Participants (aged 18-65 years) were recruited from the University of Manitoba IBD Research Registry. We calculated a presenteeism score (range, 0-24) from the Stanford Presenteeism Scale (SPS), with higher scores representing greater degrees of presenteeism. Using receiver operating characteristic curves and linear regression, we explored associations between presenteeism and the IBDDI, the World Health Organization Disability Assessment Schedule (WHODAS 2.0), the Work and Social Adjustment Scale (WSAS), the Inflammatory Bowel Disease Questionnaire (IBDQ), and the Kessler-6 (K6) distress scale.

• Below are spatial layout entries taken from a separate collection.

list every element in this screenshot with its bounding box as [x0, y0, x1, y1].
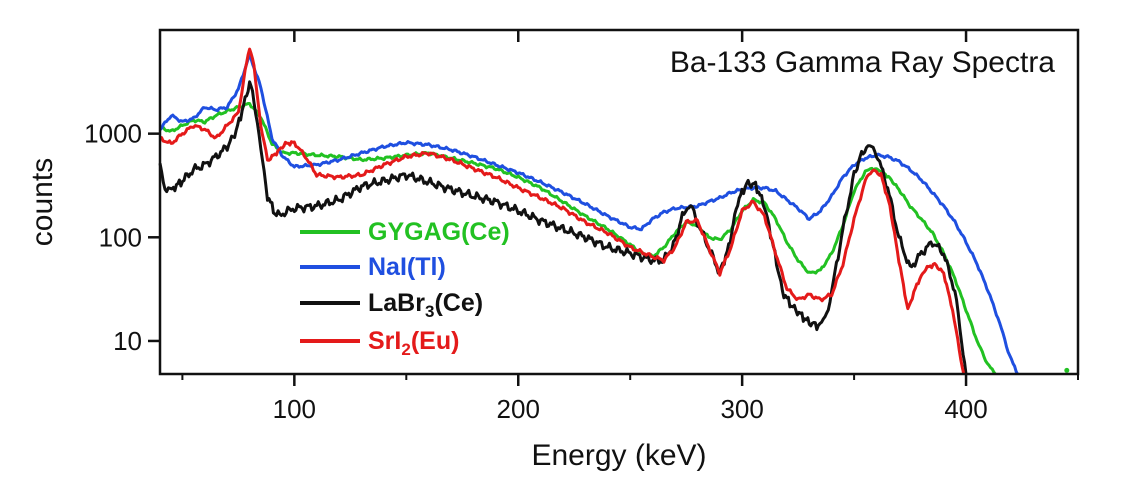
y-tick-label: 10	[113, 326, 142, 356]
stray-data-point	[1064, 367, 1070, 373]
series-line	[158, 80, 968, 375]
legend-label: LaBr3(Ce)	[368, 289, 483, 321]
legend-label-subscript: 3	[425, 302, 434, 321]
legend-label-tail: (Ce)	[434, 289, 483, 317]
series-layer	[158, 47, 1070, 375]
x-axis-title: Energy (keV)	[531, 439, 706, 472]
legend-label-main: SrI	[368, 327, 401, 355]
series-line	[159, 51, 1019, 375]
legend-label-tail: (Eu)	[411, 327, 460, 355]
x-tick-label: 300	[720, 394, 763, 424]
series-line	[159, 102, 997, 375]
legend-label: NaI(Tl)	[368, 253, 446, 281]
legend-label: GYGAG(Ce)	[368, 218, 510, 246]
series-line	[159, 47, 966, 375]
y-tick-label: 100	[99, 222, 142, 252]
plot-frame	[158, 28, 1080, 376]
x-tick-label: 100	[273, 394, 316, 424]
legend: GYGAG(Ce) NaI(Tl) LaBr3(Ce) SrI2(Eu)	[300, 218, 510, 359]
legend-label-main: LaBr	[368, 289, 425, 317]
tick-layer: 100 200 300 400 10 100 1000	[84, 30, 1079, 424]
x-tick-label: 200	[497, 394, 540, 424]
legend-label-main: GYGAG(Ce)	[368, 218, 510, 246]
y-tick-label: 1000	[84, 119, 142, 149]
chart-title: Ba-133 Gamma Ray Spectra	[670, 46, 1055, 79]
y-axis-title: counts	[26, 158, 59, 246]
legend-label: SrI2(Eu)	[368, 327, 459, 359]
x-tick-label: 400	[944, 394, 987, 424]
legend-label-subscript: 2	[401, 340, 410, 359]
legend-label-main: NaI(Tl)	[368, 253, 446, 281]
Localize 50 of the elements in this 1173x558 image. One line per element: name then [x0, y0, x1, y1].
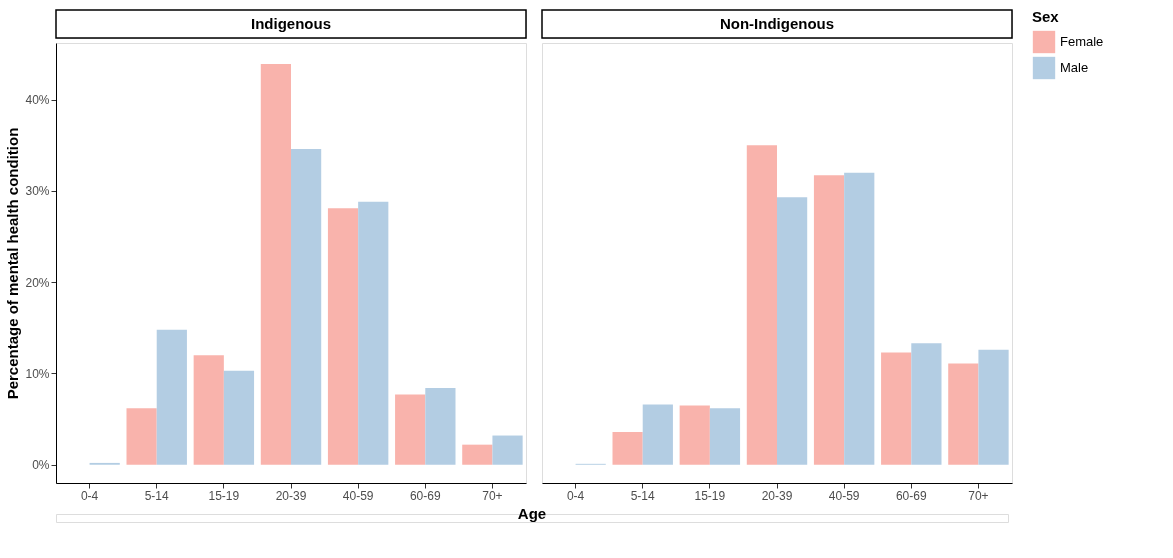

Out of 744 respondents working at least half-time (20+ hours/wk), 472 (63%) reported no reduced productivity in the previous 14 days. Reduced productivity was reported for 1-2 days by 131 (18%), for 3-9 days by 119 (16%), and on most days by 22 (3%). When predicting the SPS, similar model fits were found for the IBDDI, WHODAS, WSAS, IBDQ, and K6. Each increase of 10 on the IBDDI score was associated with an increase of 2.19 (95% confidence interval, 2.00-2.37) on the SPS. Each additional year of disease duration was associated with a reduction in SPS score of 0.08 (P < 0.01).
More than one-third of persons with IBD report presenteeism. We found strong associations between presenteeism and disability, lower quality of life, and emotional distress. The IBDDI performs equally as well as the more established scales in predicting presenteeism.
IBD 患者的一个影响是工作时的生产力降低(即出勤)。我们探索了工作出勤的潜在预测因素,并比较了最近开发的 IBD 残疾指数(IBDDI)与其他 4 种量表在预测出勤方面的预测能力。
参与者(年龄 18-65 岁)从马尼托巴大学 IBD 研究注册处招募。我们根据斯坦福出勤量表(SPS)计算了出勤分数(范围 0-24 分),分数越高表示出勤程度越高。使用接收者操作特征曲线和线性回归,我们探讨了出勤与 IBDDI、世界卫生组织残疾评估量表(WHODAS 2.0)、工作和社会适应量表(WSAS)、炎症性肠病问卷(IBDQ)和 Kessler-6(K6)困扰量表之间的关系。
在至少兼职工作(每周 20 小时以上)的 744 名应答者中,有 472 名(63%)报告在过去 14 天内没有生产力降低。131 名(18%)报告减少了 1-2 天的工作时间,119 名(16%)报告减少了 3-9 天的工作时间,22 名(3%)报告大部分时间都在减少工作时间。在预测 SPS 时,IBDDI、WHODAS、WSAS、IBDQ 和 K6 的模型拟合度相似。IBDDI 评分每增加 10 分,SPS 评分就会增加 2.19(95%置信区间,2.00-2.37)。疾病持续时间每增加 1 年,SPS 评分就会降低 0.08(P < 0.01)。
超过三分之一的 IBD 患者报告存在出勤问题。我们发现,出勤与残疾、生活质量下降和情绪困扰之间存在很强的关联。IBDDI 在预测出勤方面的表现与更成熟的量表相当。